My first objection to this is that dead people actually do have rights. Sure, death deprives the dead of certain rights—the right to vote comes to mind. In France, the dead can marry—but almost everywhere else the right to marry or divorce ends with death.

But almost every culture everywhere respects the rights of the dead to remain undisturbed. Bans on grave robbing, corpse mutilation and necrophilia all seem to be instances of respecting the rights of the dead. Most people would find the concept of mandatory organ donation gruesome.

At least one U.S. court has held that the dead even have reproductive rights. That case arose after a man named William Kane deposited 15 vials of his sperm a month before he killed himself. In his suicide note—which he addressed to Deborah Hecht—William expressed a dying wish: "I hope you have our child."

William’s children from an earlier relationship did not like the idea of their father posthumously producing siblings. They sued and the trial court took their side, ordering the sperm destroyed. The case was overturned on appeal on the grounds that William had clearly expressed his intent to reproduce posthumously—and that his right over reproductive decisions extended beyond the grave.

McArdle might object that the dead do not really have the right to reproduce. Instead, she might say, what we see here is the court respecting the rights of the living William. After all, when he deposited the sperm in the bank he was alive. And when he wrote the note he was alive, too. So he wasn’t really reaching out from beyond the grave to have children.

But this same logic applies to inheritance. The dead do not bequeath property to their heirs—the living do. They make decisions about what will happen to their stuff in the event of their death. Inheritance is not about whether the dead own property—it’s about whether the living can give away their property upon the event of their deaths.

I suppose McArdle could object that our property rights shouldn’t include a right to dispose of them upon death. Everything we “own,” in that case, we would merely have a life tenancy in. When our life is over, our ownership ends. It goes back to the state of, well, not the state of anything, I guess. Just The State.

This would have all sorts of odd results. If I only possess a life tenancy in my property, what happens when I sell it to someone?

Let’s say I sell my house. Obviously, I can only sell what I own—which is a life tenancy. That life tenancy is linked to my life—not the life of the buyers. So the purchaser of the house would lose the house when I die.

Imagine what this would do to property rights.
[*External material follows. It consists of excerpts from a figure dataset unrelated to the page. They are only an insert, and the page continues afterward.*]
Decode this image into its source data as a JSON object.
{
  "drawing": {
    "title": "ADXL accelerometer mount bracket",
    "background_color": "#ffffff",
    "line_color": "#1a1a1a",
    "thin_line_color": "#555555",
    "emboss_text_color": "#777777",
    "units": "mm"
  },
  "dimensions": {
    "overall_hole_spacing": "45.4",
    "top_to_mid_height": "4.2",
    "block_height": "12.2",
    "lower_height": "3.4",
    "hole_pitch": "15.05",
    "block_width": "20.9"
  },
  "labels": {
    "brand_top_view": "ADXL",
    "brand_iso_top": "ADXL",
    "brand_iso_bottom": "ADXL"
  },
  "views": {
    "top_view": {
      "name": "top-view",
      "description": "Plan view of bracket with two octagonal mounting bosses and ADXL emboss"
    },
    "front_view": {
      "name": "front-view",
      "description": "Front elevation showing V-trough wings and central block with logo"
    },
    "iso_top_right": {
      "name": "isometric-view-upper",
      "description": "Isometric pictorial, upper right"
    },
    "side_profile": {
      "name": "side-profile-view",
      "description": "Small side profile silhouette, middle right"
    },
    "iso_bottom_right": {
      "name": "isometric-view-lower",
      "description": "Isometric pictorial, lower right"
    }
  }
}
We’d all be worried all the time that we could be deprived of our property just because the original owner died. That’s a recipe for chaos and economic stagnation.

I know this seems absurd—but the absurdity is the result of the arbitrariness of the limitation of ownership to life tenancy. If we conceive of ownership more simply—as our laws and traditions actually do—we avoid this absurdity.
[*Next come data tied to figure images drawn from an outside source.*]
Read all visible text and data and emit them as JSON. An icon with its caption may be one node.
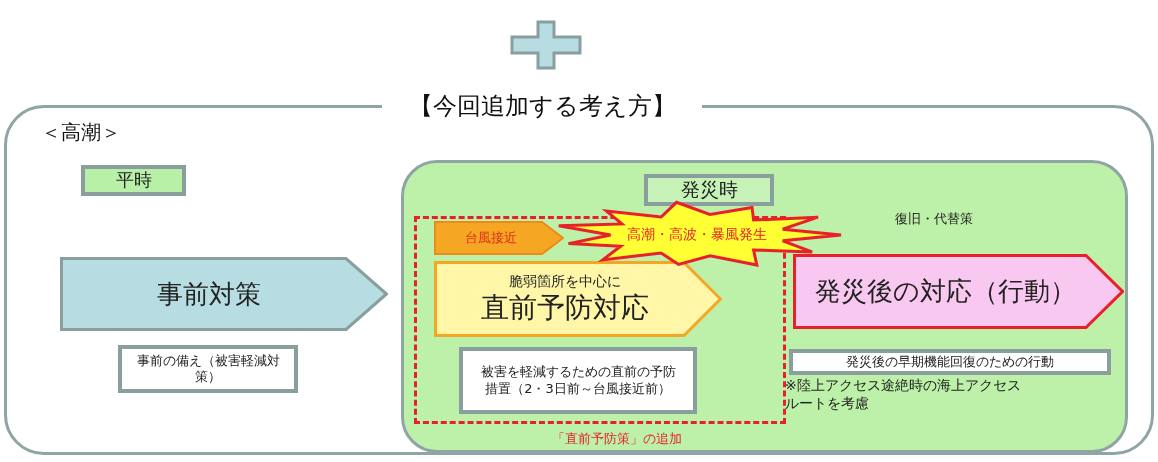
{
  "diagram": {
    "nodes": [
      {
        "text": [
          "【今回追加する考え方】",
          "＜高潮＞"
        ]
      },
      {
        "text": [
          "平時"
        ],
        "in": 0
      },
      {
        "text": [
          "事前対策"
        ],
        "in": 0
      },
      {
        "text": [
          "事前の備え（被害軽減対策）"
        ],
        "in": 0
      },
      {
        "text": [
          "復旧・代替策"
        ],
        "in": 0
      },
      {
        "text": [
          "発災時"
        ],
        "in": 4
      },
      {
        "text": [
          "「直前予防策」の追加"
        ],
        "in": 4
      },
      {
        "text": [
          "台風接近"
        ],
        "in": 6
      },
      {
        "text": [
          "高潮・高波・暴風発生"
        ],
        "in": 4
      },
      {
        "text": [
          "脆弱箇所を中心に",
          "直前予防対応"
        ],
        "in": 6
      },
      {
        "text": [
          "被害を軽減するための直前の予防措置（2・3日前～台風接近前）"
        ],
        "in": 6
      },
      {
        "text": [
          "発災後の対応（行動）"
        ],
        "in": 4
      },
      {
        "text": [
          "発災後の早期機能回復のための行動"
        ],
        "in": 4
      }
    ],
    "labels": [
      "※陸上アクセス途絶時の海上アクセスルートを考慮"
    ]
  }
}
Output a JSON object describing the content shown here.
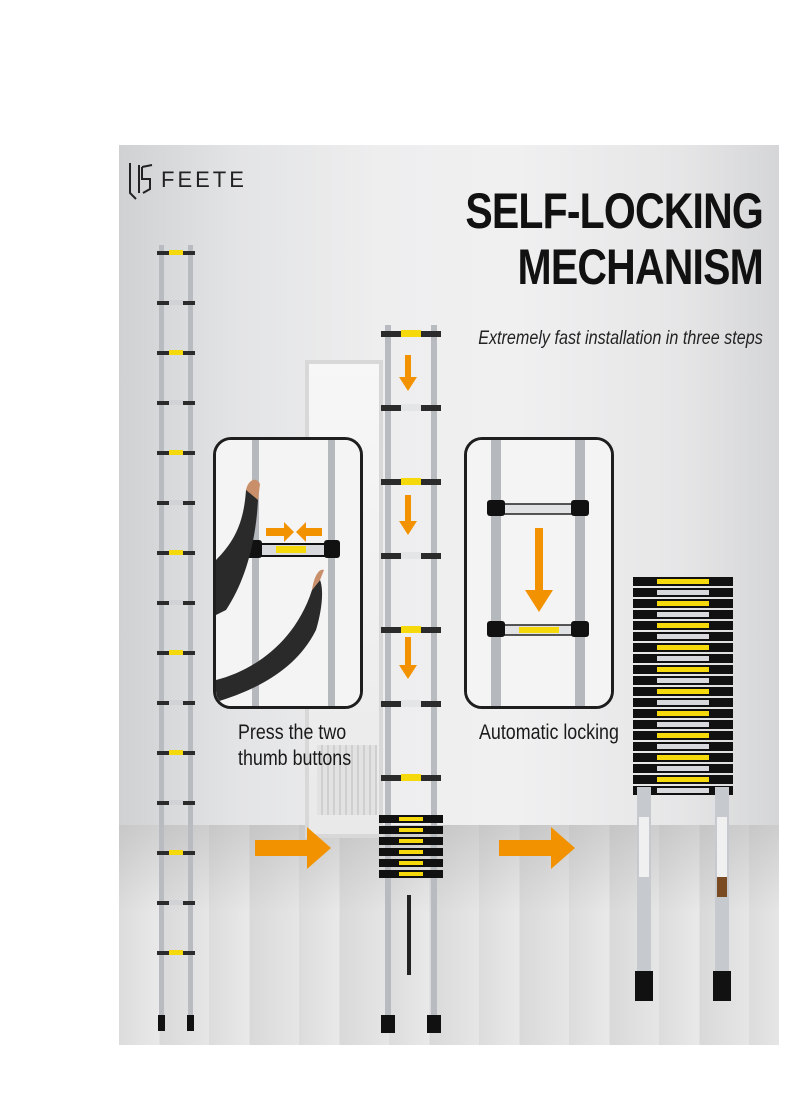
{
  "brand": {
    "name": "FEETE"
  },
  "headline": {
    "line1": "SELF-LOCKING",
    "line2": "MECHANISM"
  },
  "subheadline": "Extremely fast installation in three steps",
  "steps": [
    {
      "label_line1": "Press the two",
      "label_line2": "thumb buttons"
    },
    {
      "label_line1": "Automatic locking",
      "label_line2": ""
    }
  ],
  "colors": {
    "accent": "#f39200",
    "rung_label": "#f5d90a",
    "frame": "#1e1e1e",
    "metal": "#c9ccd0"
  },
  "icons": [
    "arrow-right-icon",
    "arrow-down-icon",
    "arrows-inward-icon"
  ]
}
Another reason to reject life tenancy is it conveys rights to our property without consent and without justification. Ordinarily, we acquire property because it is given to us as a gift, because we manufacture it, because someone else consents to give it to us as part of a bargain, or because a court decides we are owed it in light of a violation by someone else of our rights.

Let’s say I make a chair out of some lumber I buy. It’s clear how I came to have property rights in the chair—I bought the lumber, I made the chair with it. In McArdle’s world, however, my property right over the chair would end at the grave. And someone else’s property right—namely, the government’s—would start there.
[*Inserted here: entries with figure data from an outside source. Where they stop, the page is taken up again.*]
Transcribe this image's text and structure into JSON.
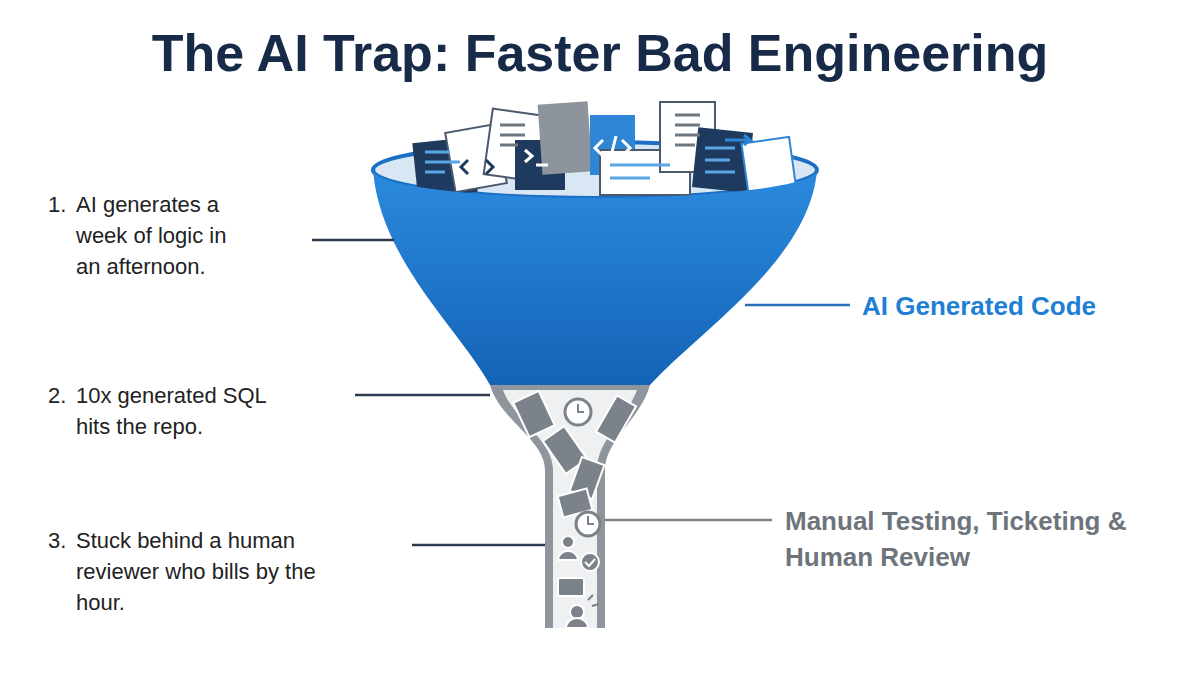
{
  "diagram": {
    "title": "The AI Trap: Faster Bad Engineering",
    "labels": [
      "1.",
      "AI generates a week of logic in an afternoon.",
      "2.",
      "10x generated SQL hits the repo.",
      "3.",
      "Stuck behind a human reviewer who bills by the hour.",
      "AI Generated Code",
      "Manual Testing, Ticketing & Human Review"
    ]
  }
}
So where would the post-life tenancy property right of the government come from? Why did my manufacture of a chair create a property right for someone else in the chair after I am dead? The origin of this property right is mysterious because it isn’t like any other property right that exists.

I think that underlying the anti-inheritance position McArdle takes is a disturbingly expansive view of government. It only really makes sense if the ultimate owner of all property is really the government—the rest of us are just tenants, who get to use the government’s stuff while we’re alive. But why should anyone concede that all our stuff is actually the government's?